Corbett se volvió para mirar de cerca a Ranulfo.

– ¿Tengo yo la culpa? -le preguntó-. ¿Causé yo la muerte de Maltote?

Ranulfo sacudió la cabeza.

– La danza que estamos bailando es mortal. Podría haberle sucedido a cualquiera de nosotros en cualquier momento. Somos como cazadores -concluyó-. Cazamos en la oscuridad y es fácil olvidar que también somos las presas de aquellos a los que damos caza: un cuchillo por la espalda, una copa de vino envenenado, un accidente desafortunado…

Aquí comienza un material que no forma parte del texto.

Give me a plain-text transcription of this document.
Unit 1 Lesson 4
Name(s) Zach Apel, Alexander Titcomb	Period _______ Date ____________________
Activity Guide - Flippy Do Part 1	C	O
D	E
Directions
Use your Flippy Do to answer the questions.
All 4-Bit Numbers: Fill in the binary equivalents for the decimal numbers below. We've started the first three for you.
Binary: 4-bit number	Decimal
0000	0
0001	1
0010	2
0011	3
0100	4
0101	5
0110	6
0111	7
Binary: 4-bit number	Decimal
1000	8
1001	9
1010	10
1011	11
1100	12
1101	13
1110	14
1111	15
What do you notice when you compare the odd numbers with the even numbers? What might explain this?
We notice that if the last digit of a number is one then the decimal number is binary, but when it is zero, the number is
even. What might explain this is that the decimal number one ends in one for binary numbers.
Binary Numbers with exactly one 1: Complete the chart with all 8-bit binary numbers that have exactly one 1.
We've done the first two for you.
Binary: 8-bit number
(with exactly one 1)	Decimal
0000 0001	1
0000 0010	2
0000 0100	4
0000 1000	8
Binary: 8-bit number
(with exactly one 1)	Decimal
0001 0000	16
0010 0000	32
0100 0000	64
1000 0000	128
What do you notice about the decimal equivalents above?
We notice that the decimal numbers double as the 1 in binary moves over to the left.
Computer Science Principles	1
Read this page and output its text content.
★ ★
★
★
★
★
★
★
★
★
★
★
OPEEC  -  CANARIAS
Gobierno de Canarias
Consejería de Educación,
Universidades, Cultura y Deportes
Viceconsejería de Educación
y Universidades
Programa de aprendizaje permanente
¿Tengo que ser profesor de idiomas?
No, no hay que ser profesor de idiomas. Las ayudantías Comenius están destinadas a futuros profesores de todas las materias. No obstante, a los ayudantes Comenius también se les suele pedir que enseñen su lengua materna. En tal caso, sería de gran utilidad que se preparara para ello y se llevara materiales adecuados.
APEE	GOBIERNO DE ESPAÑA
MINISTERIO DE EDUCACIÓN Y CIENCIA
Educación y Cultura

– ¿Y quién piensas que fue el responsable?

– Bueno, no pudo ser David ap Thomas. Él y sus hombres estaban encerrados en el castillo. Debió de ser el Campanero.

– Lo que significa -replicó Corbett- que debemos entender la muerte de Maltote como una seria advertencia… o que el Campanero estaba planeando su próximo ataque cuando Maltote se interpuso en su camino. Le mataron con el truco más viejo de la Biblia: el del mendigo pidiendo limosna. -Corbett se puso en pie-. Voy a cogerle, Ranulfo. Voy a coger al asesino de Maltote y, que Dios me perdone, voy a ver cómo le cuelgan.